Although initially based on opposite coasts, Joplin and Neuwirth became friends. It was an off and on thing, recalled Neuwirth. We were partners, hang out partners, drinking partners... asshole buddies. We had both worked the same North Beach folk clubs. We'd scuffled... whenever she’d come to New York, we’d hang out, drink, have dinner. By 1969, Joplin had left Big Brother and was performing with her new group, the Kosmic Blues Band. At Grossman’s office one day that fall, Canadian singer-songwriter Gordon Lightfoot turned Neuwirth on to a then-unknown song he’d just learned from Nashville songwriter Kris Kristofferson. Gordon pulled out a guitar and sang this song that he’d heard in Nashville by this great songwriter that he'd met, recounted Neuwirth. And it was ‘Me and Bobby McGee’. It was a great song, so I made him teach it to me, right on the spot. Later that evening I had a dinner date with Janis and her girlfriend. And I was in their hotel room waiting for them to get dressed, so I played that song on her guitar, and Janis fell in love with it. That was the first time I'd seen this guitar. She’d told me she had an acoustic guitar at home, a beautiful Gibson J-45. I'd heard about it for a couple of years, but I'd never seen it. We know that Joplin must have acquired the guitar by 1967, when photographer Steve Schapiro shot her strumming the J-45 at her Haight-Ashbury home. Janis loved the acoustic guitar, Neuwirth continues, she was a folk singer at heart. She used to hang out at [Austin club] Threadgill's and sing folk songs. And she’d been looking for a song in the folk sort of realm that wasn't beat to death that she could perform as part of her show, just to leaven her show. And so, she seized on it, and she learned it on the spot, wrote it down. And very soon after that, a couple of days later she sang it on stage.
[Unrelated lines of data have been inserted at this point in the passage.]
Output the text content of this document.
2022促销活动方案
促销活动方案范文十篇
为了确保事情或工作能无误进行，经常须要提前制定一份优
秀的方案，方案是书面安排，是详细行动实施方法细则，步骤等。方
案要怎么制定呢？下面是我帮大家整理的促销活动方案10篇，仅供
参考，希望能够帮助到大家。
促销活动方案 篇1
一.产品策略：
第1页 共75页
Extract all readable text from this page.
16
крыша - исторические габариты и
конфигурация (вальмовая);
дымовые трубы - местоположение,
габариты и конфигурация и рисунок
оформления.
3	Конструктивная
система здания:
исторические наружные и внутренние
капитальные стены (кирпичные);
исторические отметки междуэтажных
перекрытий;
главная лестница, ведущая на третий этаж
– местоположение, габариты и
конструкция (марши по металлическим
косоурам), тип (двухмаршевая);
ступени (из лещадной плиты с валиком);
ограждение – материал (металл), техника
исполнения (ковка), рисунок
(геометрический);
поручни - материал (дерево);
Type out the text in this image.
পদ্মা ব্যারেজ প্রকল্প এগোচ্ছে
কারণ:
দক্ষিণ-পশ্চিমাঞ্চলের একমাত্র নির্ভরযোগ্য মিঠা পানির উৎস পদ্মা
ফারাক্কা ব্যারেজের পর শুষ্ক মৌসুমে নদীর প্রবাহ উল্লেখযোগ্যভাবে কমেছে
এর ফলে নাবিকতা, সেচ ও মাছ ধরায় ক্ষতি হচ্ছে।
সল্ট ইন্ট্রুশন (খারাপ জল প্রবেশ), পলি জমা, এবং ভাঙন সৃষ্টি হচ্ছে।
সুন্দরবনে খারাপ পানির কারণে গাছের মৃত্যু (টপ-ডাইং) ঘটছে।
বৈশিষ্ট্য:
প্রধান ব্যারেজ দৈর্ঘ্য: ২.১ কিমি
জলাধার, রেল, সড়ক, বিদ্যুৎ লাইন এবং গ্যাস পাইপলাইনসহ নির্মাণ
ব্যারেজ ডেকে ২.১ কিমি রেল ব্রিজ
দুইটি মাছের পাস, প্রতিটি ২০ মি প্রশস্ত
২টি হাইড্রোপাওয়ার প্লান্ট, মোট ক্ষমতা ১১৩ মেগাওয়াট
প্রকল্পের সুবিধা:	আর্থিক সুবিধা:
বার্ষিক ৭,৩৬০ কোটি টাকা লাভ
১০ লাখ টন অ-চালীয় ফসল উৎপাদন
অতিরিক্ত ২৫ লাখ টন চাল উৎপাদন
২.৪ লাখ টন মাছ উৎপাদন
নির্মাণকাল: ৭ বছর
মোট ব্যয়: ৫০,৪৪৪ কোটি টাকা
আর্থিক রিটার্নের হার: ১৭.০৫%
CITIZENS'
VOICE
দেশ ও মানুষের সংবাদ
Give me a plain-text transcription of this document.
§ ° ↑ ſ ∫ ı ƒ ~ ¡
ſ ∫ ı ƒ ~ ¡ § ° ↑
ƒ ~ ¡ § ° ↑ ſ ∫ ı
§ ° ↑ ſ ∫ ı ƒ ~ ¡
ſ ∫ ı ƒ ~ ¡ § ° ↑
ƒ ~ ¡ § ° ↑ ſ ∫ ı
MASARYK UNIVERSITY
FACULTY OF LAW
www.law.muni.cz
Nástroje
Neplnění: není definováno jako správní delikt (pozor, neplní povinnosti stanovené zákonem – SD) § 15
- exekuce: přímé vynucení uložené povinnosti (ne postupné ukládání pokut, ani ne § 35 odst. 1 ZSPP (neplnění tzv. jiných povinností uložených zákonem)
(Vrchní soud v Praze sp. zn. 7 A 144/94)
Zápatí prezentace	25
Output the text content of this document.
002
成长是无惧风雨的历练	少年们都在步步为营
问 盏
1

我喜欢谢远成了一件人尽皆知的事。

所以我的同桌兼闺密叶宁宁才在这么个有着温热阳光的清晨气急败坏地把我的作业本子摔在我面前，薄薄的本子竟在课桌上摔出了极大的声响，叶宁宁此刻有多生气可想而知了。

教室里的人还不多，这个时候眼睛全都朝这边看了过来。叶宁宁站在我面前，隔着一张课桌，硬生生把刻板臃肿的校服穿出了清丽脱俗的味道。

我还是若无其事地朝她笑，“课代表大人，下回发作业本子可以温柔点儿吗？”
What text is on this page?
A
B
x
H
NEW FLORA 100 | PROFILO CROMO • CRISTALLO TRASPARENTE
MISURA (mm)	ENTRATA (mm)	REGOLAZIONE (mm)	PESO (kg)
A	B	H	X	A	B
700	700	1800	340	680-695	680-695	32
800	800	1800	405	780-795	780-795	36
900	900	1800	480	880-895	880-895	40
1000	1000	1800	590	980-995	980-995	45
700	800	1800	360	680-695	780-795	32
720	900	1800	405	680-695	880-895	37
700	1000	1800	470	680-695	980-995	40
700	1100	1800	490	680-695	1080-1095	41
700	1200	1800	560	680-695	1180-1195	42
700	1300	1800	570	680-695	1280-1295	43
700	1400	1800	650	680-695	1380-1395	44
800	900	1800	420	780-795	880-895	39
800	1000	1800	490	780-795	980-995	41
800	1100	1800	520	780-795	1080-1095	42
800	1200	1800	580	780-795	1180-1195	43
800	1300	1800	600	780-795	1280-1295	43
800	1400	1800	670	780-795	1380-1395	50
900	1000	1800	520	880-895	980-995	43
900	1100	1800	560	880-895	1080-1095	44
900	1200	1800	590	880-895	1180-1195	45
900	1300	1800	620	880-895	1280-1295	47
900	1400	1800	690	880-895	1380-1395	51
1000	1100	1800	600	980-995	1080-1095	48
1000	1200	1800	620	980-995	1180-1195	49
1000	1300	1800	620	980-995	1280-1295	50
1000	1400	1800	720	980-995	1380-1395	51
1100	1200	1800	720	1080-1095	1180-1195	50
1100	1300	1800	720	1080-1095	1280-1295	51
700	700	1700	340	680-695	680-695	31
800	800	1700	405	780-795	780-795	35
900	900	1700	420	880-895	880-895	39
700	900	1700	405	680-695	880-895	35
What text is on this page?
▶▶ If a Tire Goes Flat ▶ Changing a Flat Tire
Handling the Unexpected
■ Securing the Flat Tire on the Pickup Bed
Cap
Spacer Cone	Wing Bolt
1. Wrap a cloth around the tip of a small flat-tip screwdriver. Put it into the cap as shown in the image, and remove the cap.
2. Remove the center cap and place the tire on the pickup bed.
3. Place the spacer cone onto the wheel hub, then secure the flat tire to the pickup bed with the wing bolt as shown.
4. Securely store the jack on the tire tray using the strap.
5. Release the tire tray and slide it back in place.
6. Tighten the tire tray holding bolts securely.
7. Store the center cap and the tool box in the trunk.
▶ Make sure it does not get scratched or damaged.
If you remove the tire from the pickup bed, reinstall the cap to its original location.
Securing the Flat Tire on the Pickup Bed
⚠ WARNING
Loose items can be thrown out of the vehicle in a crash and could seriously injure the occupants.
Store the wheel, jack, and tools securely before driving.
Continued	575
In her 2019 biography Janis: Her Life and Music, Holly George Warren writes: Janis began practicing ‘Bobby McGee’ on her acoustic guitar, and by the time she and the band played Nashville’s Fairgrounds Coliseum on December 16, she felt the time was right. Without warning, she started strumming the captivating song, and the band fell in behind her. When she told the audience that ‘Me and Bobby McGee’ was by a Nashville songwriter, the applause was thunderous. Road manager John Byrne Cooke recalled in his 2014 memoir: The song wasn’t on the set list but Janis decided to do it on the spur of the moment, a spontaneous decision that had the best possible outcome: The band found the groove and Janis’s first public performance of ‘Bobby McGee’ got a rousing reception in the capital of country music. Joplin’s performance of the song on her Gibson J-45 inspired a front-page review in The Nashville Tennessean, which read Janis Joplin sprang catlike from behind a wall of amplifiers last night and from a Nashville stage sang a country song for the first time in her career as America’s foremost white blues singer. “Freedom’s just another word...for nothin’ left to lose,” she sang from the song ‘Me And Bobby McGee’, a hobo balled written by Nashville songwriter Kris Kristofferson... “Where’s my pick boys,” she drawled, strapping on an unamplified country guitar after an hour of wailing and squalling the uncompromising sound of Joplin… Then she introduced the song and began to pick the guitar in her hands in the style that is so familiar on Nashville syndicated country music television. She sang the song with apparent respect, even lilting it with some of the typical country twang.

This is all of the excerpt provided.